Networks have proved hugely important for LGBTQ+ people during the pandemic. When you are LGBTQ+ you rely heavily on your friends, allies and colleagues who respect you for who you are. With physical contact limited or non-existent during lockdown, some of our community has had to go back into the closet or return to unsafe living spaces. Which is why we have made an extra effort to keep our networks running virtually, providing support, to show people they are not alone and that they are ok and safe.
As someone who came out relatively late in life at the age of 35, I’ve tried to make up for lost time by exploring the richness of queer culture and driving KPMG’s Pride Network in Canberra and across Australia. I’m a co-convener, leading projects, connecting with partners in the firm, making sure our LGBTQ+ people have the opportunity to reach their full potential. I’ve worked with some incredible people to raise awareness and offer mentorship and coaching, while our Pride@KPMG Steering Committee contributes significantly to our inclusion and diversity goals.
A lot of it is about being visible, wearing pride pins and rainbow lanyards, and attending network events, demonstrating that if you are LGBTQ+ you’ll be safe and can navigate the firm and have a fruitful career.
One amazing recent Pride@KPMG initiative involved a number of LGBTQ+ colleagues anonymously writing a ‘letter to your younger self’, each of which was read out on video by a leader in KPMG. Apart from being incredibly moving, reducing many of us to tears, this required a lot of trust and vulnerability from the partners involved. One partner said the letter had “reached my heart, not just my head” and helped many to better appreciate their role as an active ally to challenge discrimination of any sort.

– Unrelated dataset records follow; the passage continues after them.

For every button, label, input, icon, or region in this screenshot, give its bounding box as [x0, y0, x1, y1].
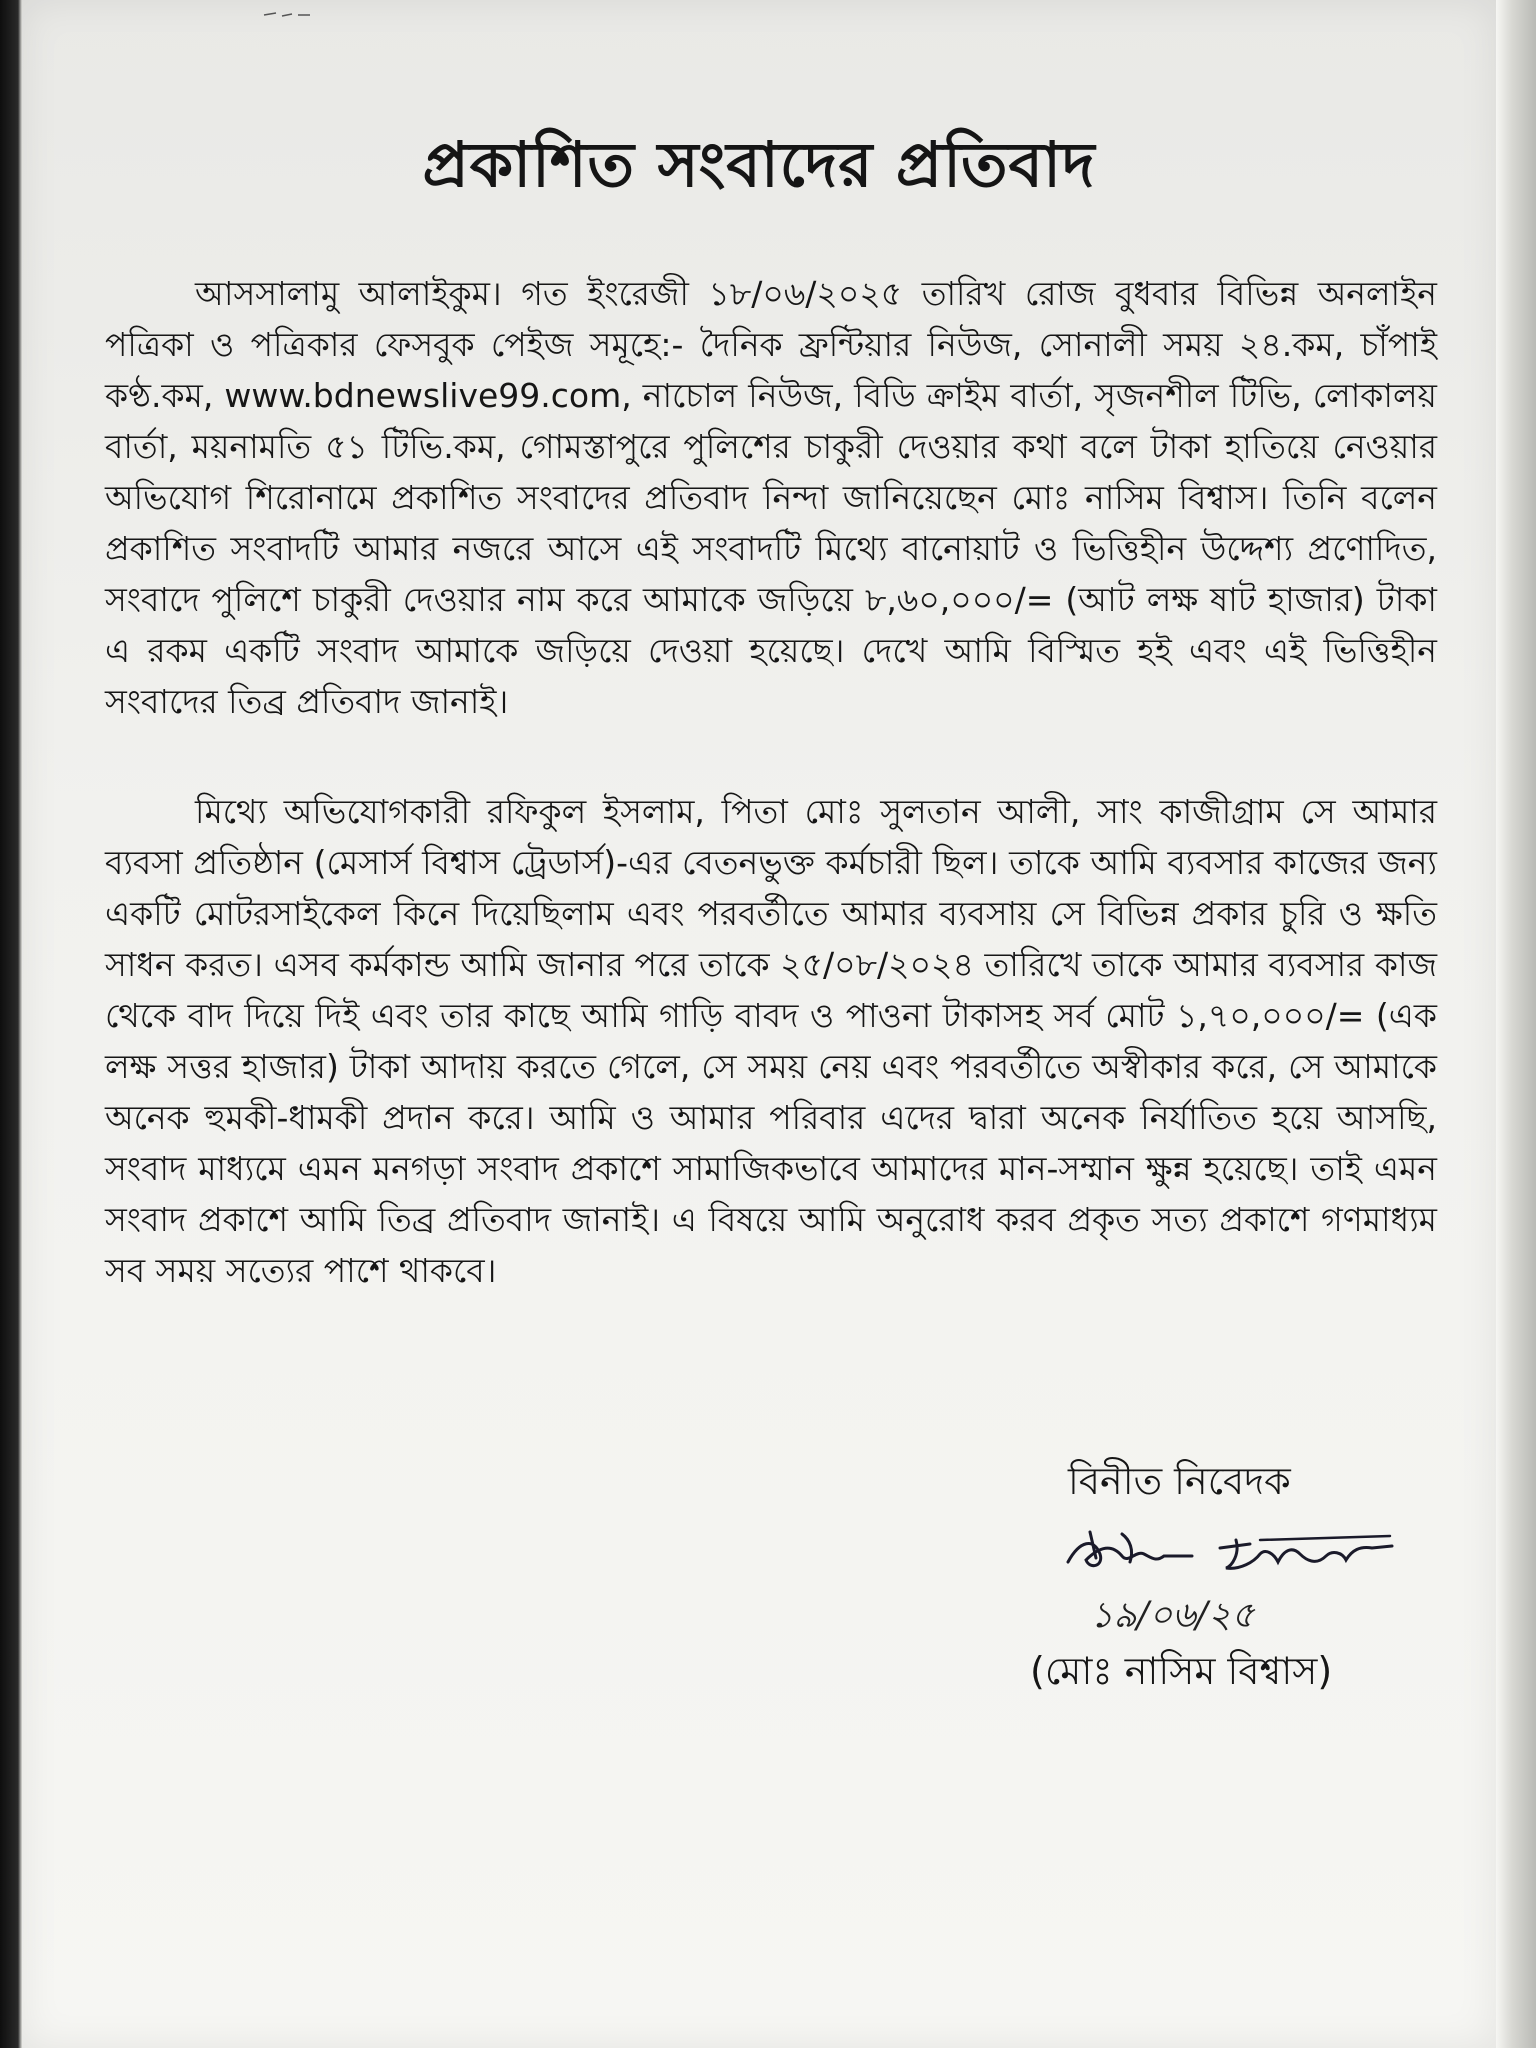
paper-edge-shadow — [1496, 0, 1536, 2048]
signer-name: (মোঃ নাসিম বিশ্বাস) — [1030, 1649, 1333, 1693]
document-title: প্রকাশিত সংবাদের প্রতিবাদ — [422, 128, 1096, 201]
paragraph-2: মিথ্যে অভিযোগকারী রফিকুল ইসলাম, পিতা মোঃ সুলতান আলী, সাং কাজীগ্রাম সে আমার ব্যবসা প্রতিষ্ঠান (মেসার্স বিশ্বাস ট্রেডার্স)-এর বেতনভুক্ত কর্মচারী ছিল। তাকে আমি ব্যবসার কাজের জন্য একটি মোটরসাইকেল কিনে দিয়েছিলাম এবং পরবর্তীতে আমার ব্যবসায় সে বিভিন্ন প্রকার চুরি ও ক্ষতি সাধন করত। এসব কর্মকান্ড আমি জানার পরে তাকে ২৫/০৮/২০২৪ তারিখে তাকে আমার ব্যবসার কাজ থেকে বাদ দিয়ে দিই এবং তার কাছে আমি গাড়ি বাবদ ও পাওনা টাকাসহ সর্ব মোট ১,৭০,০০০/= (এক লক্ষ সত্তর হাজার) টাকা আদায় করতে গেলে, সে সময় নেয় এবং পরবর্তীতে অস্বীকার করে, সে আমাকে অনেক হুমকী-ধামকী প্রদান করে। আমি ও আমার পরিবার এদের দ্বারা অনেক নির্যাতিত হয়ে আসছি, সংবাদ মাধ্যমে এমন মনগড়া সংবাদ প্রকাশে সামাজিকভাবে আমাদের মান-সম্মান ক্ষুন্ন হয়েছে। তাই এমন সংবাদ প্রকাশে আমি তিব্র প্রতিবাদ জানাই। এ বিষয়ে আমি অনুরোধ করব প্রকৃত সত্য প্রকাশে গণমাধ্যম সব সময় সত্যের পাশে থাকবে। — [105, 792, 1437, 1290]
paragraph-1: আসসালামু আলাইকুম। গত ইংরেজী ১৮/০৬/২০২৫ তারিখ রোজ বুধবার বিভিন্ন অনলাইন পত্রিকা ও পত্রিকার ফেসবুক পেইজ সমূহে:- দৈনিক ফ্রন্টিয়ার নিউজ, সোনালী সময় ২৪.কম, চাঁপাই কণ্ঠ.কম, www.bdnewslive99.com, নাচোল নিউজ, বিডি ক্রাইম বার্তা, সৃজনশীল টিভি, লোকালয় বার্তা, ময়নামতি ৫১ টিভি.কম, গোমস্তাপুরে পুলিশের চাকুরী দেওয়ার কথা বলে টাকা হাতিয়ে নেওয়ার অভিযোগ শিরোনামে প্রকাশিত সংবাদের প্রতিবাদ নিন্দা জানিয়েছেন মোঃ নাসিম বিশ্বাস। তিনি বলেন প্রকাশিত সংবাদটি আমার নজরে আসে এই সংবাদটি মিথ্যে বানোয়াট ও ভিত্তিহীন উদ্দেশ্য প্রণোদিত, সংবাদে পুলিশে চাকুরী দেওয়ার নাম করে আমাকে জড়িয়ে ৮,৬০,০০০/= (আট লক্ষ ষাট হাজার) টাকা এ রকম একটি সংবাদ আমাকে জড়িয়ে দেওয়া হয়েছে। দেখে আমি বিস্মিত হই এবং এই ভিত্তিহীন সংবাদের তিব্র প্রতিবাদ জানাই। — [105, 274, 1437, 721]
handwritten-signature — [1060, 1510, 1400, 1590]
paper-speck — [262, 10, 312, 18]
signature-date: ১৯/০৬/২৫ — [1090, 1595, 1255, 1636]
closing-line: বিনীত নিবেদক — [1068, 1459, 1291, 1503]
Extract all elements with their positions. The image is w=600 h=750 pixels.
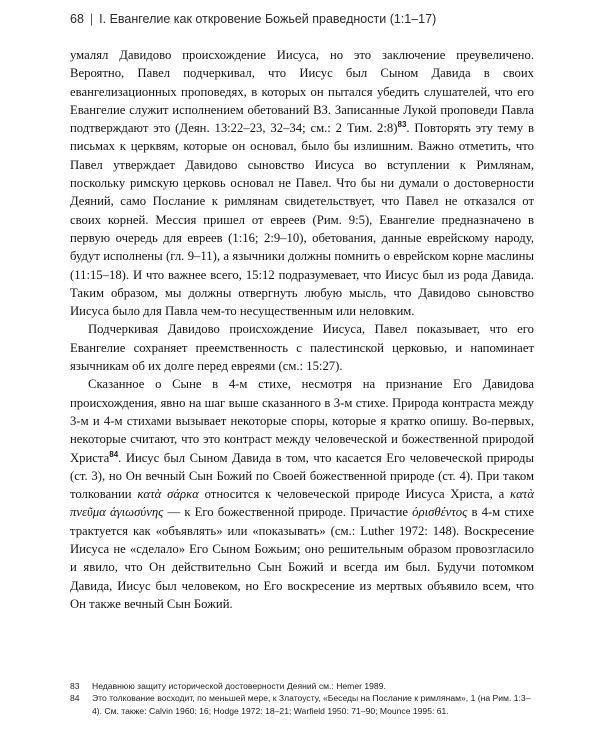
- paragraph: [70, 46, 534, 320]
- text-run: — к Его божественной природе. Причастие: [163, 505, 413, 520]
- chapter-title: I. Евангелие как откровение Божьей праведности (1:1–17): [99, 12, 437, 26]
- body-text: [70, 46, 534, 613]
- footnote: [70, 692, 534, 717]
- text-run: . Повторять эту тему в письмах к церквям, которые он основал, было бы излишним. Важно отметить, что Павел утверждает Давидово сыновство Иисуса во вступлении к Римлянам, поскольку римскую церковь основал не Павел. Что бы ни думали о достоверности Деяний, само Послание к римлянам свидетельствует, что Павел не отказался от своих корней. Мессия пришел от евреев (Рим. 9:5), Евангелие предназначено в первую очередь для евреев (1:16; 2:9–10), обетования, данные еврейскому народу, будут исполнены (гл. 9–11), а язычники должны помнить о еврейском корне маслины (11:15–18). И что важнее всего, 15:12 подразумевает, что Иисус был из рода Давида. Таким образом, мы должны отвергнуть любую мысль, что Давидово сыновство Иисуса было для Павла чем-то несущественным или неловким.: [70, 121, 534, 319]
- footnote-text: Недавнюю защиту исторической достоверности Деяний см.: Hemer 1989.: [92, 681, 386, 691]
- text-run: относится к человеческой природе Иисуса Христа, а: [198, 487, 511, 502]
- text-run: . Иисус был Сыном Давида в том, что касается Его человеческой природы (ст. 3), но Он вечный Сын Божий по Своей божественной природе (ст. 4). При таком толковании: [70, 450, 534, 502]
- footnote-number: 84: [70, 693, 80, 704]
- text-run: в 4-м стихе трактуется как «объявлять» или «показывать» (см.: Luther 1972: 148). Воскресение Иисуса не «сделало» Его Сыном Божьим; оно решительным образом провозгласило и явило, что Он действительно Сын Божий и всегда им был. Будучи потомком Давида, Иисус был человеком, но Его воскресение из мертвых объявило всем, что Он также вечный Сын Божий.: [70, 505, 534, 611]
- footnote-number: 83: [70, 681, 80, 691]
- text-run: Подчеркивая Давидово происхождение Иисуса, Павел показывает, что его Евангелие сохраняет преемственность с палестинской церковью, и напоминает язычникам об их долге перед евреями (см.: 15:27).: [70, 322, 534, 374]
- greek-term: κατὰ σάρκα: [137, 487, 199, 502]
- footnote-ref: 84: [109, 449, 119, 459]
- running-head: [70, 12, 534, 34]
- footnote: [70, 680, 534, 692]
- page-number: 68: [70, 12, 84, 26]
- footnote-text: Это толкование восходит, по меньшей мере, к Златоусту, «Беседы на Послание к римлянам», 1 (на Рим. 1:3–4). См. также: Calvin 1960: 16; Hodge 1972: 18–21; Warfield 1950: 71–90; Mounce 1995: 61.: [92, 693, 531, 716]
- text-run: умалял Давидово происхождение Иисуса, но это заключение преувеличено. Вероятно, Павел подчеркивал, что Иисус был Сыном Давида в своих евангелизационных проповедях, в которых он пытался убедить слушателей, что его Евангелие служит исполнением обетований ВЗ. Записанные Лукой проповеди Павла подтверждают это (Деян. 13:22–23, 32–34; см.: 2 Тим. 2:8): [70, 48, 534, 136]
- greek-term: κατὰ πνεῦμα ἁγιωσύνης: [70, 487, 534, 520]
- header-separator: |: [89, 12, 94, 26]
- footnote-ref: 83: [397, 119, 407, 129]
- greek-term: ὁρισθέντος: [412, 505, 468, 520]
- paragraph: [70, 320, 534, 375]
- paragraph: [70, 375, 534, 613]
- text-run: Сказанное о Сыне в 4-м стихе, несмотря на признание Его Давидова происхождения, явно на шаг выше сказанного в 3-м стихе. Природа контраста между 3-м и 4-м стихами вызывает некоторые споры, которые я кратко опишу. Во-первых, некоторые считают, что это контраст между человеческой и божественной природой Христа: [70, 377, 534, 465]
- footnotes: [70, 680, 534, 717]
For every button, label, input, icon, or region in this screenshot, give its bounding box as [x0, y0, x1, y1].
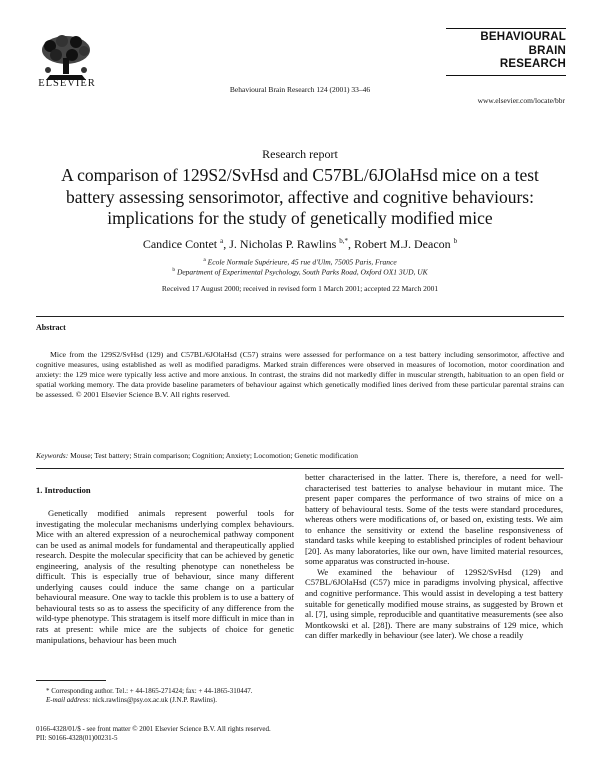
author-list: Candice Contet $^a$, J. Nicholas P. Rawlins $^{b,*}$, Robert M.J. Deacon $^b$ [142, 237, 458, 251]
author-name: J. Nicholas P. Rawlins [229, 237, 337, 251]
affiliation [0, 257, 600, 267]
keywords [36, 451, 564, 460]
publisher-name: ELSEVIER [38, 78, 96, 89]
affiliation [0, 267, 600, 277]
paragraph: Genetically modified animals represent powerful tools for investigating the molecular mechanisms underlying complex behaviours. Mice with an altered expression of a neurochemical pathway component can be used as animal models for fundamental and therapeutically applied research. Despite the molecular specificity that can be achieved by genetic engineering, analysis of the resulting phenotype can nonetheless be difficult. This is especially true of behaviour, since many different underlying causes could induce the same change on a particular behavioural measure. One way to tackle this problem is to use a battery of behavioural tests so as to assess the specificity of any difference from the wild-type phenotype. This stratagem is itself more difficult in mice than in rats at present: while mice are the subjects of choice for genetic manipulations, behaviour has been much [36, 508, 294, 645]
divider [36, 316, 564, 317]
bottom-matter [36, 725, 336, 743]
keywords-label: Keywords: [36, 451, 69, 460]
copyright-line: 0166-4328/01/$ - see front matter © 2001 Elsevier Science B.V. All rights reserved. [36, 725, 271, 733]
author-affiliation-mark: b [453, 237, 458, 245]
email-label: E-mail address: [46, 695, 91, 704]
author-affiliation-mark: b,* [339, 237, 349, 245]
affiliation-text: Department of Experimental Psychology, South Parks Road, Oxford OX1 3UD, UK [176, 267, 428, 277]
brand-line-2: BRAIN [528, 44, 566, 57]
footnotes [36, 687, 294, 704]
abstract-text: Mice from the 129S2/SvHsd (129) and C57BL/6JOlaHsd (C57) strains were assessed for performance on a test battery including sensorimotor, affective and cognitive measures, using established as well as modified paradigms. Marked strain differences were observed in measures of locomotion, motor coordination and anxiety: the 129 mice were typically less active and more anxious. In contrast, the strains did not markedly differ in muscular strength, habituation to an open field or spatial working memory. The data provide baseline parameters of behaviour against which genetically modified lines derived from these particular parental strains can be assessed. © 2001 Elsevier Science B.V. All rights reserved. [36, 350, 564, 399]
keywords-list: Mouse; Test battery; Strain comparison; Cognition; Anxiety; Locomotion; Genetic modification [70, 451, 358, 460]
brand-line-1: BEHAVIOURAL [480, 31, 566, 43]
affiliation-mark: b [172, 267, 176, 273]
corresponding-author-note: * Corresponding author. Tel.: + 44-1865-271424; fax: + 44-1865-310447. [46, 687, 253, 695]
email-note [36, 696, 294, 705]
affiliation-text: Ecole Normale Supérieure, 45 rue d'Ulm, 75005 Paris, France [207, 257, 397, 267]
right-column [305, 472, 563, 641]
author-name: Candice Contet [142, 237, 218, 251]
pii-line: PII: S0166-4328(01)00231-5 [36, 734, 118, 742]
footnote-divider [36, 680, 106, 681]
journal-citation: Behavioural Brain Research 124 (2001) 33–46 [229, 85, 371, 94]
author-affiliation-mark: a [220, 237, 224, 245]
affiliation-mark: a [203, 257, 206, 263]
left-column [36, 508, 294, 645]
paragraph: better characterised in the latter. There is, therefore, a need for well-characterised test batteries to analyse behaviour in mutant mice. The present paper compares the performance of two strains of mice on a battery of behavioural tests. Some of the tests were standard procedures, whereas others were modifications of, or based on, existing tests. We aim to enhance the sensitivity or extend the baseline responsiveness of standard tasks while keeping to established principles of rodent behaviour [20]. As many laboratories, like our own, have limited material resources, some apparatus was constructed in-house. [305, 472, 563, 567]
abstract-heading: Abstract [36, 323, 66, 332]
brand-line-3: RESEARCH [499, 58, 566, 70]
brand-bottom-rule [446, 75, 566, 76]
paragraph: We examined the behaviour of 129S2/SvHsd (129) and C57BL/6JOlaHsd (C57) mice in paradigms involving physical, affective and cognitive performance. This would assist in developing a test battery suitable for genetically modified mouse strains, as suggested by Brown et al. [7], using simple, reproducible and quantitative measurements (see also Montkowski et al. [28]). There are many substrains of 129 mice, which can differ markedly in behaviour (see later). We chose a readily [305, 566, 563, 641]
article-type: Research report [262, 147, 338, 161]
brand-top-rule [446, 28, 566, 29]
journal-url[interactable]: www.elsevier.com/locate/bbr [477, 96, 565, 105]
email-address[interactable]: nick.rawlins@psy.ox.ac.uk (J.N.P. Rawlins). [92, 695, 217, 704]
section-heading: 1. Introduction [36, 485, 91, 495]
journal-brand [446, 31, 566, 72]
received-dates: Received 17 August 2000; received in revised form 1 March 2001; accepted 22 March 2001 [161, 284, 439, 293]
article-title: A comparison of 129S2/SvHsd and C57BL/6JOlaHsd mice on a test battery assessing sensorimotor, affective and cognitive behaviours: implications for the study of genetically modified mice [61, 165, 539, 228]
divider [36, 468, 564, 469]
author-name: Robert M.J. Deacon [354, 237, 451, 251]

For me, this is the essence of allyship: to speak up and remove barriers. To be accessible. And to start with a mindset of “I believe you” in conversations about microaggressions. The best allies lend their voice to everything we do. They give the most precious commodity of all: time. They turn up at events, listen and speak up with openness and generosity. They are prepared to change policies and systems to make them inclusive for all of our people. From a personal perspective, without the partner and director I have had, I would not be where I am today. They gave me freedom to be my authentic self, empowered and trusted me, valued and sponsored and, ultimately, elevated me. It’s this combination of networks and allyship that is shaping an exciting future for KPMG where everyone feels respected and valued, and ultimately feels like they belong.